Part of the issue with the cyber realm is the difficulty in conceptualizing it in a way that is meaningful and understandable to the broader public. It’s everywhere but everyone’s experience of it is completely unique. With that in mind, the following line from Peter W Singer discussing Fred Kaplan’s new book ‘Dark Territory: The Secret History of Cyber War‘ is particularly interesting:
…leaders in Washington are having a hard time accepting a simple fact — that while the Internet may have been created by a United States government research program, it is no longer under American government control, or even American in its makeup.
The internet has moved from an American majority to a non-American majority place. There are two issues with this worth noting.
Surely there are rules (Images from 1983 classic hacker film ‘War Games’)

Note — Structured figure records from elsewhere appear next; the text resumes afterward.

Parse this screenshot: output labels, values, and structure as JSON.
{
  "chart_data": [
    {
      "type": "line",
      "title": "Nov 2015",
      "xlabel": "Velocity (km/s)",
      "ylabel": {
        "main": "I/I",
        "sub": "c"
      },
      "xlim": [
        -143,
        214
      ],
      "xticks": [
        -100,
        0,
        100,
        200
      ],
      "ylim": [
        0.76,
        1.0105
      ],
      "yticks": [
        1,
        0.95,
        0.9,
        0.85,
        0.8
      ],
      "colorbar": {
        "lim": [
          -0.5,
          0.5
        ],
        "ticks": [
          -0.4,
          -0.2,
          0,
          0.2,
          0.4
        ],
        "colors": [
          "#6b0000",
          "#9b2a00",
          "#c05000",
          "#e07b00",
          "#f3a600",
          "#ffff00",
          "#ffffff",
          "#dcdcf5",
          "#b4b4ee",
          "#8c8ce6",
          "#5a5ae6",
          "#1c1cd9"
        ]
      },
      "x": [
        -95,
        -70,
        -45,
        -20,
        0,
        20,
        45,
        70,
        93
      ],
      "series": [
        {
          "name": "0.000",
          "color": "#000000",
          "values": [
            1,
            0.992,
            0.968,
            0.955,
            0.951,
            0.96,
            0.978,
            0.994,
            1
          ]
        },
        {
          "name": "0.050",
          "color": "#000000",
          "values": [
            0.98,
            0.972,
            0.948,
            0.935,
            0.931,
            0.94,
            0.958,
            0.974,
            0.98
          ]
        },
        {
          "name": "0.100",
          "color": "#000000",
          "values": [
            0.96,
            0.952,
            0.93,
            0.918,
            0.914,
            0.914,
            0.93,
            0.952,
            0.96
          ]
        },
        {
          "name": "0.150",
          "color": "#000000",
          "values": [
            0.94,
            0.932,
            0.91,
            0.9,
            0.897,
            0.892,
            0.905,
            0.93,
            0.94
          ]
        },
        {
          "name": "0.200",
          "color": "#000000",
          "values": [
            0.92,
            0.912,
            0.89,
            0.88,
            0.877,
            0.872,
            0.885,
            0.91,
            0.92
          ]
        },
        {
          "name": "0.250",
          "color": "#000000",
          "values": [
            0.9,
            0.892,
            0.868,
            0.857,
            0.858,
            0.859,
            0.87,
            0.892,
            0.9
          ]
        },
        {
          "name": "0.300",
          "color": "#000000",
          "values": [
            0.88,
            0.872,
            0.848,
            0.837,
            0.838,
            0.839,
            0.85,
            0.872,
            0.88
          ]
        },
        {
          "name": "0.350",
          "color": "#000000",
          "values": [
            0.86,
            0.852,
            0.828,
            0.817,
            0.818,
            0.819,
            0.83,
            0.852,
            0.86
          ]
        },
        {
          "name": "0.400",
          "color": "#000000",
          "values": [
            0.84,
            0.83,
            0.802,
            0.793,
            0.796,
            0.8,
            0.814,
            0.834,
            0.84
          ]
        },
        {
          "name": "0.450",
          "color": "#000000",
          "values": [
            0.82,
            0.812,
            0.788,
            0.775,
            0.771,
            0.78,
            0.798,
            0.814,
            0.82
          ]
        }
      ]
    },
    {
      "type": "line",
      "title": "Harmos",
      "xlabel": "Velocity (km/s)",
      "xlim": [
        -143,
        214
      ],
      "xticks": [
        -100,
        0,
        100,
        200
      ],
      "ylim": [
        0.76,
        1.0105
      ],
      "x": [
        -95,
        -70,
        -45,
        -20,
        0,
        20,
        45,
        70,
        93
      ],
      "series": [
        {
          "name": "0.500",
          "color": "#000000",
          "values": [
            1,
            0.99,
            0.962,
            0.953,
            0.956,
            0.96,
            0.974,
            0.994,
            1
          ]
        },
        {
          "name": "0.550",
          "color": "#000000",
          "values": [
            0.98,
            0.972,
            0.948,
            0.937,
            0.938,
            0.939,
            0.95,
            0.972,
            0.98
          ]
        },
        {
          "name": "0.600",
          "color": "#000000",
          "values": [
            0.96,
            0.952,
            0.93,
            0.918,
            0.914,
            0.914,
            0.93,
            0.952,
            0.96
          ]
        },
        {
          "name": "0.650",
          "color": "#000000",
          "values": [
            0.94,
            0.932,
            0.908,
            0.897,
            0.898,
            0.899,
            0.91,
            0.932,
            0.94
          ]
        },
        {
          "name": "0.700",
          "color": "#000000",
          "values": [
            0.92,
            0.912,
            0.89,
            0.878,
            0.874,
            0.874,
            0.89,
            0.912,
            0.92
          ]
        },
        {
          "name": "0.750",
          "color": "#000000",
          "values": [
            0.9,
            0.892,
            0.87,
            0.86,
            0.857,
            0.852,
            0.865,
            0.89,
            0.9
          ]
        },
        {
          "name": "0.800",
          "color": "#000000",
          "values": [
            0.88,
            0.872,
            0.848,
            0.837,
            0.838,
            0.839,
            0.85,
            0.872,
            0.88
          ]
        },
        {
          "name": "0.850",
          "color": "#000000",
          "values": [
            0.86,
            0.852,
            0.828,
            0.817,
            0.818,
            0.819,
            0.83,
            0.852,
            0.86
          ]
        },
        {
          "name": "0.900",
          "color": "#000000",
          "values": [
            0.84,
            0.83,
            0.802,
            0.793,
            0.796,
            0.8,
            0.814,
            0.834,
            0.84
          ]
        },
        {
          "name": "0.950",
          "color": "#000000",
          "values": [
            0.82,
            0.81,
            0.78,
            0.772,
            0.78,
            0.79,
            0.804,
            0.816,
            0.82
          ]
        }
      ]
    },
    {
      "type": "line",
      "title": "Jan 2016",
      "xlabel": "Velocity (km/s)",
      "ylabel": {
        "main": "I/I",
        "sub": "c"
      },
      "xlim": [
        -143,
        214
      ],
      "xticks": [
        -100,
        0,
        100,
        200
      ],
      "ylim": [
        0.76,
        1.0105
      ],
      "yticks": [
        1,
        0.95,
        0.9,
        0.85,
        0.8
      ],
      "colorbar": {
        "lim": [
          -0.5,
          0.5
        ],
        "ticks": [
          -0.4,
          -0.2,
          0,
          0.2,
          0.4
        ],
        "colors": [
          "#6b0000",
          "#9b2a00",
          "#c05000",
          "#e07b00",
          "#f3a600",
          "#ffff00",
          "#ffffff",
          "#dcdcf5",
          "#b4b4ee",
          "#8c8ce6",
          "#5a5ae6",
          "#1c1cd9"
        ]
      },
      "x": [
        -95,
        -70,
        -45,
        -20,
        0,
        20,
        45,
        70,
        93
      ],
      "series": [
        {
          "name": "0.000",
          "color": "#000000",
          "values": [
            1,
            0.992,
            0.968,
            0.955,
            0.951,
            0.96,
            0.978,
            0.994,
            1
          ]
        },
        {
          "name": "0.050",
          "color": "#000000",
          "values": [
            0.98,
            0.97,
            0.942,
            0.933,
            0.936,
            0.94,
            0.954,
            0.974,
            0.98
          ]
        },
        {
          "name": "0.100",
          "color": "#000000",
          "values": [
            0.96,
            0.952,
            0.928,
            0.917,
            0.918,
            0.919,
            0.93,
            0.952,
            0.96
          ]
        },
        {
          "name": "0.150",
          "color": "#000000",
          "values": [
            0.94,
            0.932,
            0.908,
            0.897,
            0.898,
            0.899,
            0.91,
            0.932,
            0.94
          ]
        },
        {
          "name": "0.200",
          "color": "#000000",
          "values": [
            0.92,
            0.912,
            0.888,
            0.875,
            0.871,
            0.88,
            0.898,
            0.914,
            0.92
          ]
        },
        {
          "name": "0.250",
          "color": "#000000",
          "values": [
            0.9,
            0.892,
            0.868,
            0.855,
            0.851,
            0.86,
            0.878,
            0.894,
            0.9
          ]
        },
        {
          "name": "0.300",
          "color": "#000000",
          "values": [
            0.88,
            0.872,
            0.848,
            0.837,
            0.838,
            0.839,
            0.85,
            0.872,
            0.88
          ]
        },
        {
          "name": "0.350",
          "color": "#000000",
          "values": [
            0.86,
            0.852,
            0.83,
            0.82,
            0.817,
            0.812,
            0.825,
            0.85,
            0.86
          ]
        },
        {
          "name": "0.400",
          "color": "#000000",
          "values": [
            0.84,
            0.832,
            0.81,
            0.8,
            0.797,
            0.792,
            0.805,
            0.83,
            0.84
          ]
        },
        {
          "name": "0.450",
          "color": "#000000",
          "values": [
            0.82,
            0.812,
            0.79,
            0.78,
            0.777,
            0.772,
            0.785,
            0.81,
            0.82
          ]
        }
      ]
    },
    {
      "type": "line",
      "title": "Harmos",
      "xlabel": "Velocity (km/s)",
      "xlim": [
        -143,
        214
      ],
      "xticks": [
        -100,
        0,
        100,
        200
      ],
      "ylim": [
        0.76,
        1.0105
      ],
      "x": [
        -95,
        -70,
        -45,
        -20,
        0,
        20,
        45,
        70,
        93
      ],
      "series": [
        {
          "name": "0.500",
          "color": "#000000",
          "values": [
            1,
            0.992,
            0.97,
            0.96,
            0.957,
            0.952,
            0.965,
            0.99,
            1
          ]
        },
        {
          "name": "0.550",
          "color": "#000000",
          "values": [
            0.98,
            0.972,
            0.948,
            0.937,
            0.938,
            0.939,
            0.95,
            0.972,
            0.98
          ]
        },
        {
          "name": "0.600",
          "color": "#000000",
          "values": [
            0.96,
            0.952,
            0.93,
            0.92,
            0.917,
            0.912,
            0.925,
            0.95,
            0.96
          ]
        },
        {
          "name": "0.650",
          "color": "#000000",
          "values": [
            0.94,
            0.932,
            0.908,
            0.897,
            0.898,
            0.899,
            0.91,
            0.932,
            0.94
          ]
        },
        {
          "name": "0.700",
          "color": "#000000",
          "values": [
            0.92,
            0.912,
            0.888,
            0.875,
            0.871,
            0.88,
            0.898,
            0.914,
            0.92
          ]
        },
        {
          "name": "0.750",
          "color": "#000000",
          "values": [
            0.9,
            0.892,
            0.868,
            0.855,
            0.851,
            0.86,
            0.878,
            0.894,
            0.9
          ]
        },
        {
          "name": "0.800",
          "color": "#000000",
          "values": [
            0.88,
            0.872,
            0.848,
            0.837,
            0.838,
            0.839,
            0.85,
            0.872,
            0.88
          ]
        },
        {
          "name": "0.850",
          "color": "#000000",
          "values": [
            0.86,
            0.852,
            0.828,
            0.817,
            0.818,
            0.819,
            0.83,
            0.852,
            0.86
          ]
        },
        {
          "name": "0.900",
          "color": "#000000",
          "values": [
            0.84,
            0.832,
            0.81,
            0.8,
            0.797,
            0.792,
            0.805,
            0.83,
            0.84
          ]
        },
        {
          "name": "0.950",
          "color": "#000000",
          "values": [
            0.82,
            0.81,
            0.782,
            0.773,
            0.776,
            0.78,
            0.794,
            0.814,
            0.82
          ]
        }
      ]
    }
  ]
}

One, I think is what I call the Fallacy of Fair Play that has dogged the thinking of US businesses and organizations on the internet. Because the internet was created in the US there is an assumption that US values, derived from courts and law, are its natural operating environment. The truth is US values no longer predominate. In fact, the understanding of the internet is very different depending on where you are on the globe.
I would compare it to how kids often understand a technology’s application in a new way from the older generation’s intentions for the technology’s use. Nations like Russia, Iran and China may have initially seen the internet as a Made-in-the-USA threat to their domestic power structure. Over time, these same nations have come to see blind spots in the America’s use of the internet – the openness, the ease of accessibility, the expectation of transparency. All of it can be subverted and exploited from outside. In addition to the spoofed emails used in APTs, there are social cyber attacks, viral news manipulation, etc.
For those of us who remember the 1980s, when the computer-to-computer communication was popularised in films such as War Games (referenced, apparently in the Kaplan’s book), the internet also spawned its own sub-culture: conspiracy theory, RPGs, sci-fi, libertarianism, the hacker ethos, and if I recall: talk of the Illuminati and the Church of the Sub-Genius. Being a wild land that knew no distances, but brought likeminded strangers together, there were shared codes of conduct that simply emerged, drawn from the other cultures, including gaming, that many early internet users knew.
A lot of that culture informs sites like Boing Boing today. For them, the culture of the internet has been about information being free. But now nations like China and Russia make it their business to have a say in what kind of information is published online, how the conversation progresses, etc. The goal is to shape the internet-using public’s views.
The second issue: in this new world, internet users in the the US, and other open democracies, constitute a kind of outpost in a global environment not so tolerant of Western standards. As I’ve argued before, one upside is that this may offer a meaningful way for Americans to think about the internet. After all, a hostile, unknown terrain, rife with unforeseen danger (cyber aggression) and opportunity from afar are themes of the explorer and frontier days. They speak to a Wild West of sorts.
This concept could provide a cultural shorthand which American stakeholders from all walks can rally around online. It would mark a change to the existing libertarian techno culture that prevails today and that is dominated by ‘heroes’ such as Edward Snowden and Chelsea Manning and Julian Assange. But judging from the current US election, Americans themselves may be tiring from the grandiose promise of libertarianism.